Anticoagulants - CVPR Flashcards
CVPR
An injectable, rapidly acting anticoagulant that is often used acutely to interfere with the formation of thrombi. If unfractionated, it is a mixture of straight-chain, anionic glycosaminoglycans with a wide range of molecular weights. It is strongly acidic because of the presence of sulfate and carboxylic acid groups.
Heparin (UFH)
MOA: its anticoagulant effect is a consequence of binding to antithrombin III, with the subsequent rapid inactivation of coagulation factors. Antithrombin III is an α globulin that inhibits serine proteases of thrombin (factor IIa) and factor Xa. In the absence of this, antithrombin III interacts very slowly with thrombin and factor Xa. When this drug binds to antithrombin III, a conformational change occurs that catalyzes the inhibition of thrombin about 1000-fold. A unique pentasaccharide sequence permits their binding to antithrombin III.
Heparin
Therapeutic use: These are used to limit the expansion of thrombi by preventing fibrin formation. These agents are used for the treatment of acute venous thromboembolism (DVT or PE). Also used for prophylaxis of postoperative venous thrombosis in patients undergoing surgery (for example, hip replacement) and those with acute MI. These drugs are the anticoagulants of choice for treating pregnant women, because they do not cross the placenta, due to their large size and negative charge.
Heparin and LMWH
LMWHs do not require the same intense monitoring as heparin, thereby saving laboratory costs and nursing time. These advantages make LMWHs useful for both inpatient and outpatient therapy.
This DOAC has high oral bioavailability when taken with food. Following an oral dose, the peak plasma level is achieved within 2–4 hours; the drug is extensively protein-bound. It is a substrate for the cytochrome P450 system and the P-glycoprotein transporter. Drugs inhibiting both CYP3A4 and P-glycoprotein (eg, ketoconazole) result in increased drug effect. One-third of the drug is excreted unchanged in the urine and the remainder is metabolized and excreted in the urine and feces. The drug half-life is 5–9 hours in patients age 20–45 years and is increased in the elderly and in those with impaired renal or hepatic function.
Rivaroxaban
This DOAC has an oral bioavailability of 50% and prolonged absorption, resulting in a half-life of 12 hours with repeat dosing. The drug is a substrate of the cytochrome P450 system and P-glycoprotein and is excreted in the urine and feces. As with rivaroxaban, drugs inhibiting both CYP3A4 and P-glycoprotein, as well as impairment of renal or hepatic function, result in increased drug effect.
Apixaban
This DOAC is approved for prevention of embolic stroke in patients with atrial fibrillation without valvular heart disease, prevention of venous thromboembolism following hip or knee surgery, and treatment of venous thromboembolic disease (VTE). Depending on clinical presentation and risk factors, patients with VTE are treated for 3–6 months. It is also approved for prolonged therapy in selected patients to reduce recurrence risk at the treatment dose.
Rivaroxaban
This DOAC is approved for prevention of stroke in nonvalvular atrial fibrillation, for prevention of VTE following hip or knee surgery, and for treatment and long-term prevention of VTE. The recommended duration of therapy in hip and knee replacement is the same as for rivaroxaban.
Apixaban
Why would you not want to use a drug like Fondaparinux if your patient was perhaps needing to go to the OR?

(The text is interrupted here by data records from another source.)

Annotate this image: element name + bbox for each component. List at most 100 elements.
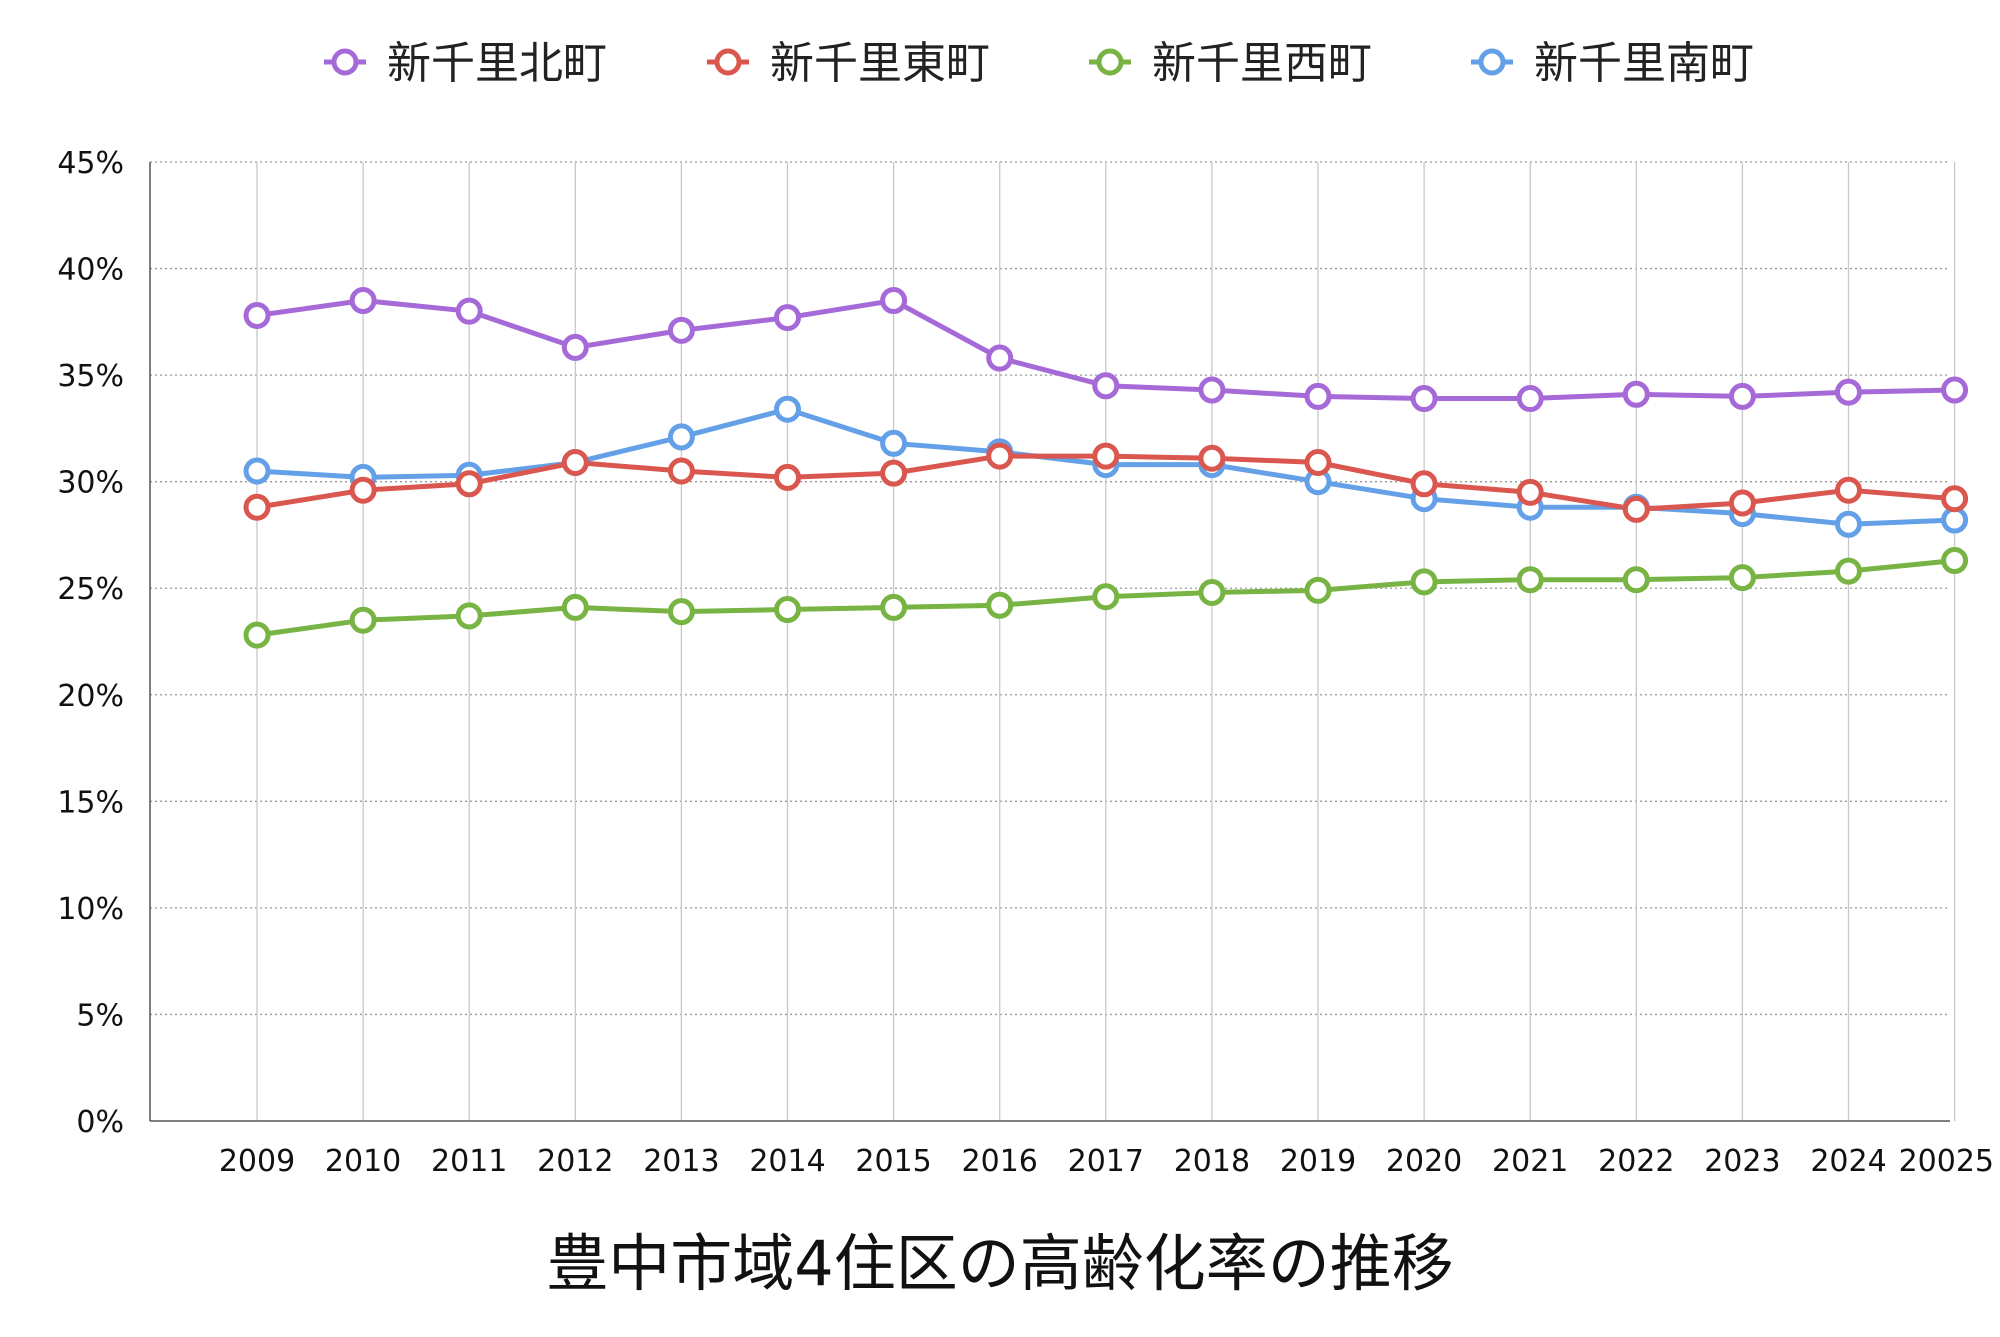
x-tick-label: 2020 [1386, 1144, 1462, 1179]
data-point [455, 470, 483, 498]
y-tick-label: 20% [57, 679, 124, 714]
y-tick-label: 25% [57, 572, 124, 607]
y-tick-label: 15% [57, 785, 124, 820]
data-point [455, 602, 483, 630]
x-tick-label: 2014 [749, 1144, 825, 1179]
data-point [1198, 444, 1226, 472]
data-point [243, 493, 271, 521]
x-tick-label: 2023 [1704, 1144, 1780, 1179]
data-point [880, 429, 908, 457]
data-point [455, 297, 483, 325]
data-point [1092, 372, 1120, 400]
x-tick-labels: 2009 2010 2011 2012 2013 2014 2015 2016 2017 2018… [219, 1144, 1994, 1179]
data-point [986, 591, 1014, 619]
data-point [1198, 376, 1226, 404]
legend-item: 新千里北町 [324, 38, 607, 89]
data-point [1410, 470, 1438, 498]
data-point [1516, 478, 1544, 506]
data-point [1516, 566, 1544, 594]
x-tick-label: 2024 [1810, 1144, 1886, 1179]
data-point [561, 333, 589, 361]
y-tick-label: 40% [57, 253, 124, 288]
data-point [1835, 510, 1862, 538]
x-tick-label: 2013 [643, 1144, 719, 1179]
x-tick-label: 2019 [1280, 1144, 1356, 1179]
data-point [1092, 583, 1120, 611]
data-point [349, 287, 377, 315]
x-tick-label: 2018 [1174, 1144, 1250, 1179]
legend: 新千里北町 新千里東町 新千里西町 新千里南町 [324, 38, 1754, 89]
y-tick-label: 0% [76, 1105, 124, 1140]
data-point [243, 457, 271, 485]
data-point [667, 423, 695, 451]
data-point [1304, 382, 1332, 410]
data-point [1835, 378, 1862, 406]
y-tick-label: 45% [57, 146, 124, 181]
data-point [561, 593, 589, 621]
data-point [986, 442, 1014, 470]
data-point [1622, 566, 1650, 594]
x-tick-label: 2022 [1598, 1144, 1674, 1179]
x-tick-label: 2012 [537, 1144, 613, 1179]
data-point [880, 459, 908, 487]
data-point [774, 304, 801, 332]
data-point [1728, 489, 1756, 517]
data-point [667, 316, 695, 344]
series-points [243, 287, 1969, 649]
data-point [667, 598, 695, 626]
y-tick-label: 5% [76, 998, 124, 1033]
data-point [1728, 382, 1756, 410]
x-tick-label: 2011 [431, 1144, 507, 1179]
data-point [774, 395, 801, 423]
axes [149, 162, 1950, 1122]
data-point [1941, 485, 1969, 513]
x-tick-label: 2017 [1068, 1144, 1144, 1179]
data-point [1941, 547, 1969, 575]
data-point [243, 621, 271, 649]
legend-label: 新千里南町 [1534, 38, 1754, 89]
data-point [667, 457, 695, 485]
data-point [349, 476, 377, 504]
x-tick-label: 2010 [325, 1144, 401, 1179]
y-tick-label: 30% [57, 466, 124, 501]
x-tick-label: 20025 [1899, 1144, 1994, 1179]
data-point [1092, 442, 1120, 470]
chart-title: 豊中市域4住区の高齢化率の推移 [546, 1227, 1453, 1300]
data-point [349, 606, 377, 634]
legend-swatch-marker [1096, 48, 1124, 76]
y-tick-label: 10% [57, 892, 124, 927]
legend-label: 新千里東町 [770, 38, 990, 89]
legend-label: 新千里北町 [387, 38, 607, 89]
y-tick-labels: 0% 5% 10% 15% 20% 25% 30% 35% 40% 45% [57, 146, 124, 1140]
legend-swatch-marker [714, 48, 742, 76]
x-tick-label: 2015 [855, 1144, 931, 1179]
data-point [1410, 568, 1438, 596]
legend-item: 新千里東町 [707, 38, 990, 89]
legend-item: 新千里南町 [1471, 38, 1754, 89]
data-point [880, 287, 908, 315]
data-point [1304, 576, 1332, 604]
data-point [1410, 385, 1438, 413]
y-tick-label: 35% [57, 359, 124, 394]
data-point [1622, 380, 1650, 408]
data-point [1941, 506, 1969, 534]
data-point [1198, 578, 1226, 606]
x-tick-label: 2016 [962, 1144, 1038, 1179]
data-point [1622, 495, 1650, 523]
data-point [880, 593, 908, 621]
data-point [986, 344, 1014, 372]
data-point [774, 463, 801, 491]
x-tick-label: 2021 [1492, 1144, 1568, 1179]
data-point [561, 448, 589, 476]
legend-label: 新千里西町 [1152, 38, 1372, 89]
x-tick-label: 2009 [219, 1144, 295, 1179]
legend-swatch-marker [331, 48, 359, 76]
data-point [1304, 448, 1332, 476]
data-point [1941, 376, 1969, 404]
data-point [774, 596, 801, 624]
data-point [1728, 564, 1756, 592]
data-point [1835, 476, 1862, 504]
legend-swatch-marker [1478, 48, 1506, 76]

Fondaparinux is small and therefore has a long half-life making it not a good choice for operative patients.
Why would you want to use LMWH in pregnant patients as opposed to Unfractionated heparin?
Unfractionated heparin would bind to osteoblasts causing increased bone breakdown. LMWH doesn’t have as much binding to osteoblasts.
Which parenteral anticoagulants would you consider not using if the patient has a reduced kidney function and why?
LMWH and Fondaparinux because they are small and are renally eliminated as opposed to unfractionated heparin that is large and eliminated by macrophages.